Alors que la France a annoncé qu’elle assignera Mohamed Bacar en résidence à la Réunion avant d’examiner sa demande d’asile politique, des manifestants sont descendus dans la rue, jeudi à Moroni et à Mayotte, pour réclamer le retour aux Comores de l’ancien président de l’île d’Anjouan.
Après que la France a confirmé mercredi que Mohamed Bacar, ancien homme fort de l’île d’Anjouan aux Comores, avait fui sur l’île française de Mayotte, des manifestations ont éclaté pour réclamer son extradition. A Moroni, capitale fédérale des Comores, les forces de sécurité appuyées par des soldats de l’Union africaine (UA) ont dispersé jeudi à coups de grenades lacrymogènes des manifestants qui dénonçaient « la France ennemie ». Des manifestations tendues ont eu lieu devant la Banque centrale, où travaillent de nombreux Français, et devant l’ambassade de France, où ils ont réclamé l’expulsion de l’ambassadeur. « France, livrez Mohamed Bacar », était-il écrit sur des affichettes brandies par les opposants. Ces échauffourées ont fait plusieurs blessés, et des voitures ont été brûlées.
A Mayotte aussi, des dizaines d’Anjouanais ont manifesté contre la présence de Mohamed Bacar à Petite Terre, où se trouve l’aéroport, provoquant l’annulation des deux vols quotidiens entre Mayotte et la Réunion. C’est justement dans cette île que l’ancien président dissident d’Anjouan, contre lequel les Comores ont lancé des mandats d’arrêt internationaux, doit être transféré par les autorités françaises « dans les heures qui viennent », selon une déclaration jeudi du ministère des Affaires étrangères.
Bacar assigné à résidence
L’extradition de Mohamed Bacar ne semble pas être pour l’instant à l’ordre du jour des autorités. Le fuyard a déposé une demande d’asile politique en France, et le secrétaire d’Etat à l’Outre-mer Yves Jégo a annoncé jeudi matin que cette demande était à l’étude. « Aujourd’hui, M. Bacar est sous la surveillance de la gendarmerie à Mayotte, les conditions de son assignation à résidence (sur l’île de la Réunion, ndlr) sont en train d’être étudiées pour que nous puissions lui apporter la réponse qu’il attend », a-t-il ajouté.

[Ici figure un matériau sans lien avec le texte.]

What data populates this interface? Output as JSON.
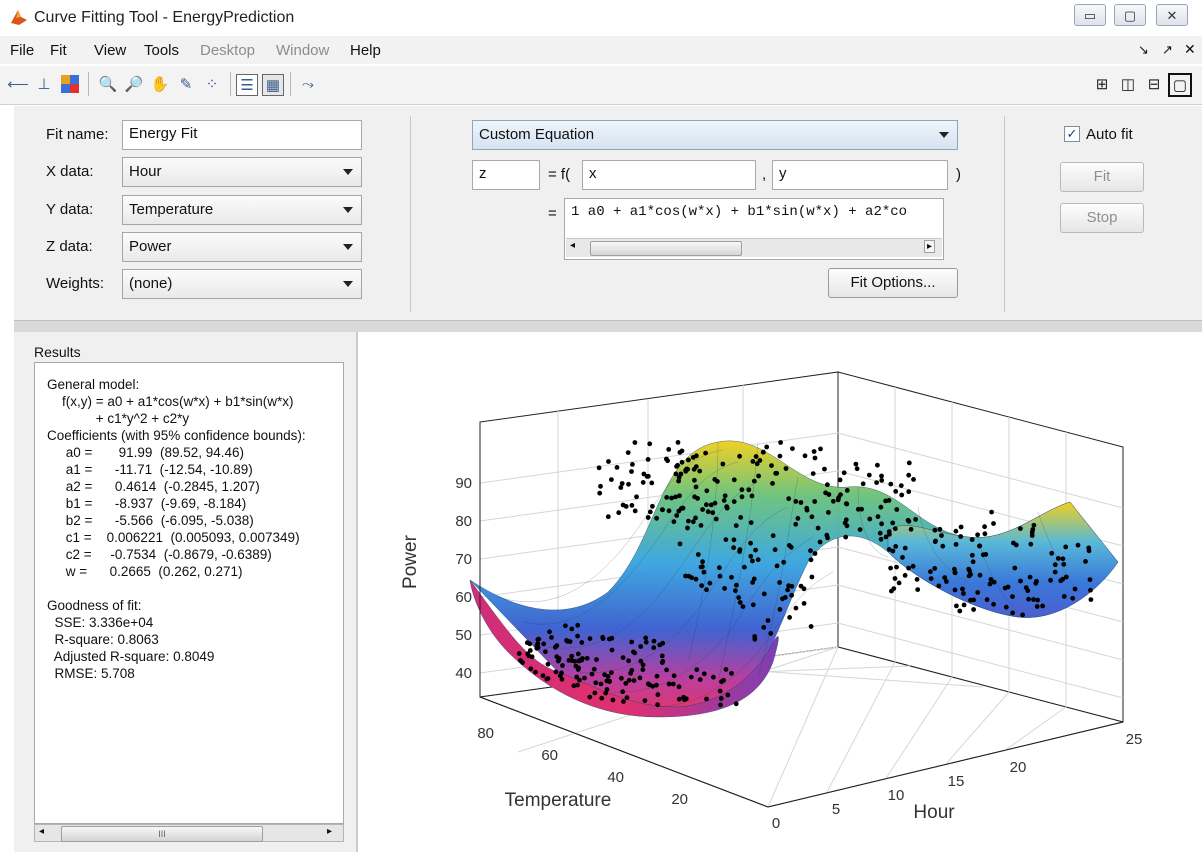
{
  "window": {
    "title": "Curve Fitting Tool - EnergyPrediction",
    "buttons": [
      "minimize",
      "maximize",
      "close"
    ]
  },
  "menu": {
    "items": [
      {
        "label": "File",
        "enabled": true
      },
      {
        "label": "Fit",
        "enabled": true
      },
      {
        "label": "View",
        "enabled": true
      },
      {
        "label": "Tools",
        "enabled": true
      },
      {
        "label": "Desktop",
        "enabled": false
      },
      {
        "label": "Window",
        "enabled": false
      },
      {
        "label": "Help",
        "enabled": true
      }
    ],
    "right_icons": [
      "dock-arrow-icon",
      "undock-arrow-icon",
      "close-x-icon"
    ]
  },
  "toolbar": {
    "tools": [
      "pan-arrow-icon",
      "data-cursor-icon",
      "colormap-icon",
      "zoom-in-icon",
      "zoom-out-icon",
      "hand-pan-icon",
      "data-tip-icon",
      "exclude-points-icon",
      "legend-icon",
      "grid-icon",
      "residuals-plot-icon"
    ],
    "layout_icons": [
      "layout-grid-icon",
      "layout-columns-icon",
      "layout-rows-icon",
      "layout-single-icon"
    ]
  },
  "fit": {
    "fit_name_label": "Fit name:",
    "fit_name_value": "Energy Fit",
    "x_label": "X data:",
    "x_value": "Hour",
    "y_label": "Y data:",
    "y_value": "Temperature",
    "z_label": "Z data:",
    "z_value": "Power",
    "weights_label": "Weights:",
    "weights_value": "(none)",
    "equation_type": "Custom Equation",
    "dep_var": "z",
    "eq_fx_prefix": "= f(",
    "indep_var1": "x",
    "comma": ",",
    "indep_var2": "y",
    "close_paren": ")",
    "eq_equals": "=",
    "equation_text": "1 a0 + a1*cos(w*x) + b1*sin(w*x) + a2*co",
    "fit_options_label": "Fit Options...",
    "auto_fit_label": "Auto fit",
    "auto_fit_checked": true,
    "fit_button_label": "Fit",
    "stop_button_label": "Stop"
  },
  "results": {
    "heading": "Results",
    "lines": [
      "General model:",
      "    f(x,y) = a0 + a1*cos(w*x) + b1*sin(w*x)",
      "             + c1*y^2 + c2*y",
      "Coefficients (with 95% confidence bounds):",
      "     a0 =       91.99  (89.52, 94.46)",
      "     a1 =      -11.71  (-12.54, -10.89)",
      "     a2 =      0.4614  (-0.2845, 1.207)",
      "     b1 =      -8.937  (-9.69, -8.184)",
      "     b2 =      -5.566  (-6.095, -5.038)",
      "     c1 =    0.006221  (0.005093, 0.007349)",
      "     c2 =     -0.7534  (-0.8679, -0.6389)",
      "     w =      0.2665  (0.262, 0.271)",
      "",
      "Goodness of fit:",
      "  SSE: 3.336e+04",
      "  R-square: 0.8063",
      "  Adjusted R-square: 0.8049",
      "  RMSE: 5.708"
    ],
    "scroll_thumb_label": "III"
  },
  "plot": {
    "zlabel": "Power",
    "ylabel": "Temperature",
    "xlabel": "Hour",
    "z_ticks": [
      "90",
      "80",
      "70",
      "60",
      "50",
      "40"
    ],
    "temp_ticks": [
      "80",
      "60",
      "40",
      "20"
    ],
    "hour_ticks": [
      "0",
      "5",
      "10",
      "15",
      "20",
      "25"
    ]
  },
  "colors": {
    "panel_bg": "#f0f0f0",
    "surface_colormap": [
      "#e03070",
      "#3a6fd8",
      "#46b0e0",
      "#f0d020"
    ],
    "scatter_points": "#000000"
  }
}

De son côté, Moroni a demandé le retour de Mohamed Bacar aux Comores pour qu’il puisse y être traduit en justice, mais il n’existe pas d’accord d’extradition entre les Comores et l’ancienne puissance coloniale.

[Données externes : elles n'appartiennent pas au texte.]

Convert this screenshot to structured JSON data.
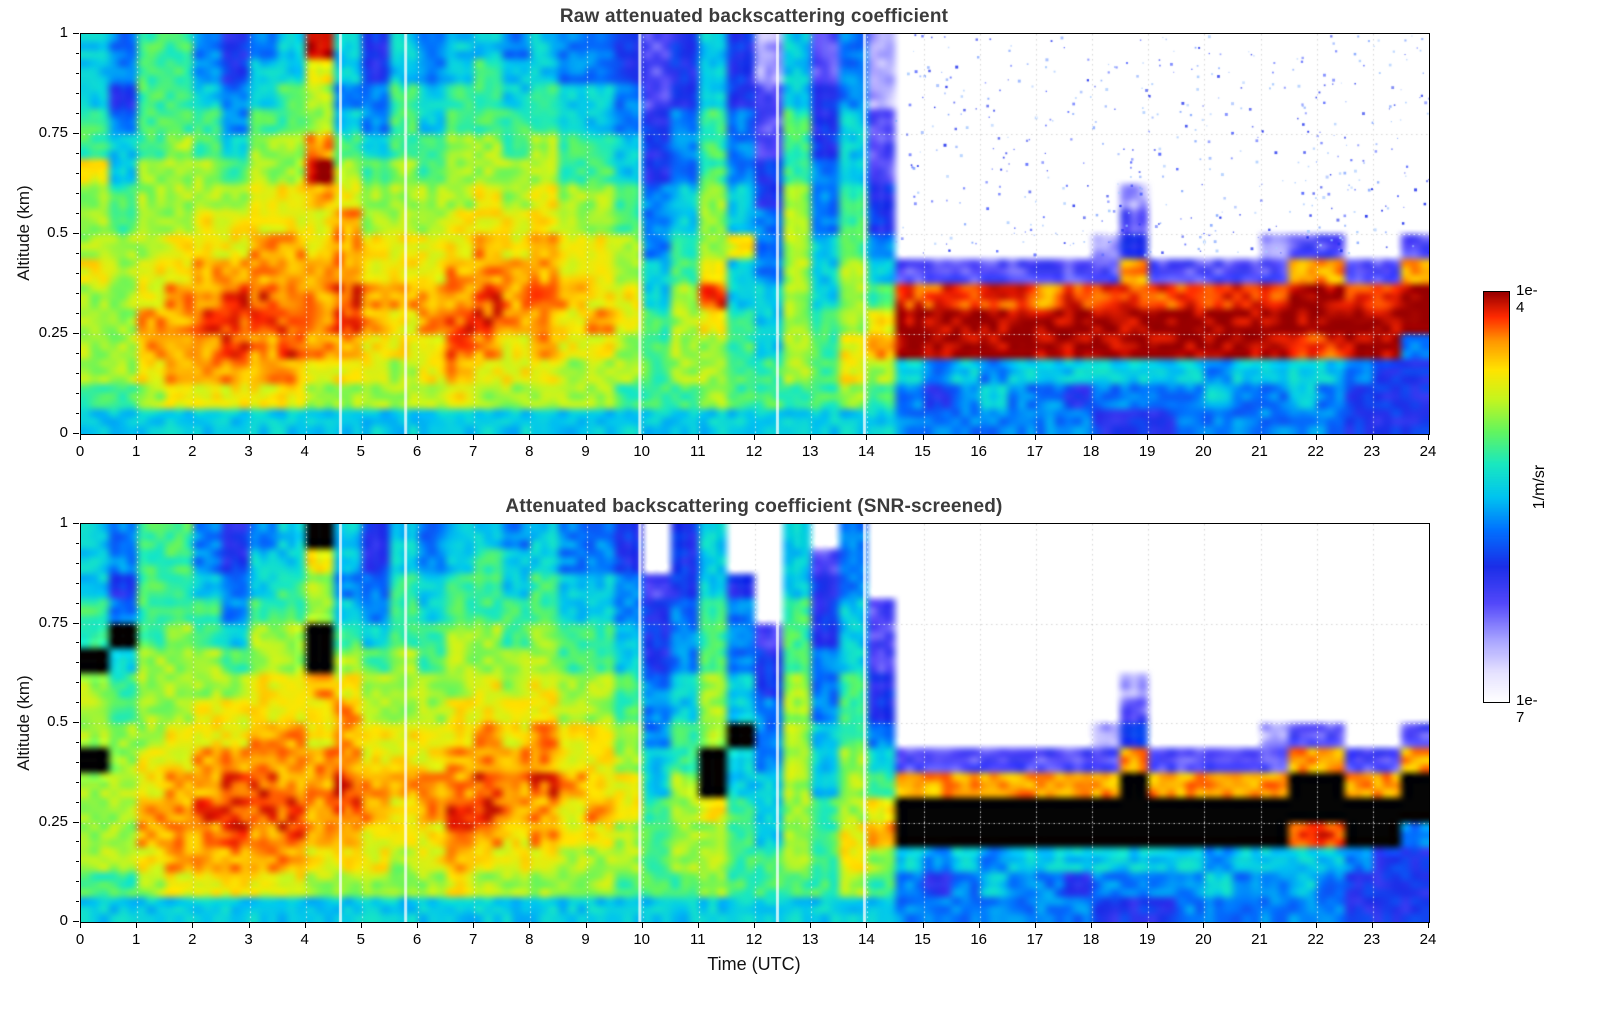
{
  "figure": {
    "background": "#ffffff",
    "colorbar": {
      "top_label": "1e-4",
      "bottom_label": "1e-7",
      "unit_label": "1/m/sr"
    },
    "colormap": {
      "name": "jet-with-white-low-end",
      "stops": [
        [
          0.0,
          "#ffffff"
        ],
        [
          0.07,
          "#e6e2ff"
        ],
        [
          0.15,
          "#a8a4ff"
        ],
        [
          0.24,
          "#5348fa"
        ],
        [
          0.33,
          "#1b2ee8"
        ],
        [
          0.42,
          "#0072ff"
        ],
        [
          0.5,
          "#00c4f0"
        ],
        [
          0.58,
          "#19e8c0"
        ],
        [
          0.66,
          "#63f55e"
        ],
        [
          0.74,
          "#c6f51e"
        ],
        [
          0.81,
          "#ffe400"
        ],
        [
          0.88,
          "#ff9800"
        ],
        [
          0.94,
          "#ff2a00"
        ],
        [
          1.0,
          "#990000"
        ]
      ]
    },
    "encoding": {
      "description": "Each column string is one 0.5 h time bin, 16 chars from top (1 km) to bottom (0 km). Chars map to log10(attenuated backscatter, 1/m/sr).",
      "no_data_char": ".",
      "black_char": "K",
      "black_meaning": "saturated / SNR-screened overload (rendered black)",
      "levels": {
        "1": -6.8,
        "2": -6.58,
        "3": -6.28,
        "4": -6.01,
        "5": -5.71,
        "6": -5.44,
        "7": -5.14,
        "8": -4.87,
        "9": -4.63,
        "A": -4.39,
        "B": -4.21,
        "C": -4.0
      }
    }
  },
  "chart_data": [
    {
      "type": "heatmap",
      "title": "Raw attenuated backscattering coefficient",
      "xlabel": "",
      "ylabel": "Altitude (km)",
      "units": "1/m/sr",
      "scale": "log10",
      "vmin": 1e-07,
      "vmax": 0.0001,
      "x_range_hours": [
        0,
        24
      ],
      "y_range_km": [
        0,
        1
      ],
      "time_step_hours": 0.5,
      "alt_step_km": 0.0625,
      "x_ticks": [
        "0",
        "1",
        "2",
        "3",
        "4",
        "5",
        "6",
        "7",
        "8",
        "9",
        "10",
        "11",
        "12",
        "13",
        "14",
        "15",
        "16",
        "17",
        "18",
        "19",
        "20",
        "21",
        "22",
        "23",
        "24"
      ],
      "y_ticks": [
        "0",
        "0.25",
        "0.5",
        "0.75",
        "1"
      ],
      "grid": {
        "x_every_hours": 1,
        "y_at": [
          0.25,
          0.5,
          0.75
        ],
        "style": "dotted"
      },
      "white_gap_times": [
        4.62,
        5.78,
        9.95,
        12.4,
        13.95
      ],
      "noise_speckle": {
        "present": true,
        "region_x_hours": [
          14.4,
          24
        ],
        "region_y_km": [
          0.45,
          1.0
        ],
        "count": 460
      },
      "columns": [
        "6667798889888876",
        "5545667788888876",
        "77777888899AA986",
        "7777888899AAAA96",
        "556778899AABAA96",
        "445567899ABBBA96",
        "56678899AABBAA96",
        "66778899AAABBA96",
        "C988ACA99AAAA986",
        "6656789AAABBA986",
        "4455678899AA9986",
        "6677788899A99886",
        "5566778899AA9986",
        "667788899AABBA96",
        "67778899AABBA986",
        "566778899AAA9986",
        "66778899AABAA986",
        "5566778899A99886",
        "55667788999A9886",
        "4455667788998876",
        "3334445556677776",
        "4445556677888876",
        "6667778889B98886",
        "4445556696677776",
        "2233344555666776",
        "6667778888888876",
        "3344455566677776",
        "5556667778889986",
        "222333445679A876",
        ".........3BCC655",
        ".........3BCC545",
        ".........3BCC655",
        ".........3BCC565",
        ".........3BCC655",
        ".........3ACC655",
        ".........3BCC645",
        "........23BCC654",
        "......234ABCC654",
        ".........3BCC654",
        ".........3BCC655",
        ".........3BCC565",
        ".........3BCC655",
        "........23BCC655",
        "........3ACCB665",
        "........3ACCB655",
        ".........3BCC544",
        ".........3BCC444",
        "........3ACC5444"
      ]
    },
    {
      "type": "heatmap",
      "title": "Attenuated backscattering coefficient (SNR-screened)",
      "xlabel": "Time (UTC)",
      "ylabel": "Altitude (km)",
      "units": "1/m/sr",
      "scale": "log10",
      "vmin": 1e-07,
      "vmax": 0.0001,
      "x_range_hours": [
        0,
        24
      ],
      "y_range_km": [
        0,
        1
      ],
      "time_step_hours": 0.5,
      "alt_step_km": 0.0625,
      "x_ticks": [
        "0",
        "1",
        "2",
        "3",
        "4",
        "5",
        "6",
        "7",
        "8",
        "9",
        "10",
        "11",
        "12",
        "13",
        "14",
        "15",
        "16",
        "17",
        "18",
        "19",
        "20",
        "21",
        "22",
        "23",
        "24"
      ],
      "y_ticks": [
        "0",
        "0.25",
        "0.5",
        "0.75",
        "1"
      ],
      "grid": {
        "x_every_hours": 1,
        "y_at": [
          0.25,
          0.5,
          0.75
        ],
        "style": "dotted"
      },
      "white_gap_times": [
        4.62,
        5.78,
        9.95,
        12.4,
        13.95
      ],
      "noise_speckle": {
        "present": false
      },
      "columns": [
        "66677K888K888876",
        "5545K67788888876",
        "77777888899AA986",
        "7777888899AAAA96",
        "556778899AABAA96",
        "445567899ABBBA96",
        "56678899AABBAA96",
        "66778899AAABBA96",
        "K988KKA99AAAA986",
        "6656789AAABBA986",
        "4455678899AA9986",
        "6677788899A99886",
        "5566778899AA9986",
        "667788899AABBA96",
        "67778899AABBA986",
        "566778899AAA9986",
        "66778899AABAA986",
        "5566778899A99886",
        "55667788999A9886",
        "4455667788998876",
        "..34445556677776",
        "4445556677888876",
        "666777888KK98886",
        "..455566K6677776",
        "....344555666776",
        "6667778888888876",
        ".344455566677776",
        "5556667778889986",
        "...333445679A876",
        ".........3AKK655",
        ".........3AKK545",
        ".........3AKK655",
        ".........3AKK565",
        ".........3AKK655",
        ".........3AKK655",
        ".........3AKK645",
        "........23AKK654",
        "......234AKKK654",
        ".........3AKK654",
        ".........3AKK655",
        ".........3AKK565",
        ".........3AKK655",
        "........23AKK655",
        "........3AKKB665",
        "........3AKKB655",
        ".........3AKK544",
        ".........3AKK444",
        "........3AKK5444"
      ]
    }
  ]
}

La France est donc placée dans une situation délicate, alors qu’elle avait donné son accord à l’opération « Démocratie aux Comores », lancée mardi à l’aube, et par laquelle l’armée comorienne, appuyée par les troupes de l’UA, avait repris la capitale de l’île d’Anjouan. Paris, qui avait même fourni des moyens de transport de troupes à l’UA, « se réjouit du succès de l’opération militaire », a annoncé jeudi la porte-parole du ministère des Affaires étrangères. L’apparent refus de la France d’extrader Mohamed Bacar est d’autant plus paradoxal que, selon RFO, « les autorités françaises n’ont jamais cessé de renvoyer vers Anjouan des personnes en situation irrégulière, malgré le climat de terreur qui régnait sur l’île ces dernières semaines et les tortures perpétrées par les milices de Mohamed Bacar ».
Reste que la proximité de l’île d’Anjouan avec Mayotte en fait un enjeu important pour la France. D’une part, l’île sous administration française est submergée de clandestins en provenance d’Anjouan. D’autre part, Anjouan est la seule île de l’archipel des Comores à posséder un port hauturier permettant d’accueillir des cargos. Un atout stratégique sur une route commerciale convoitée.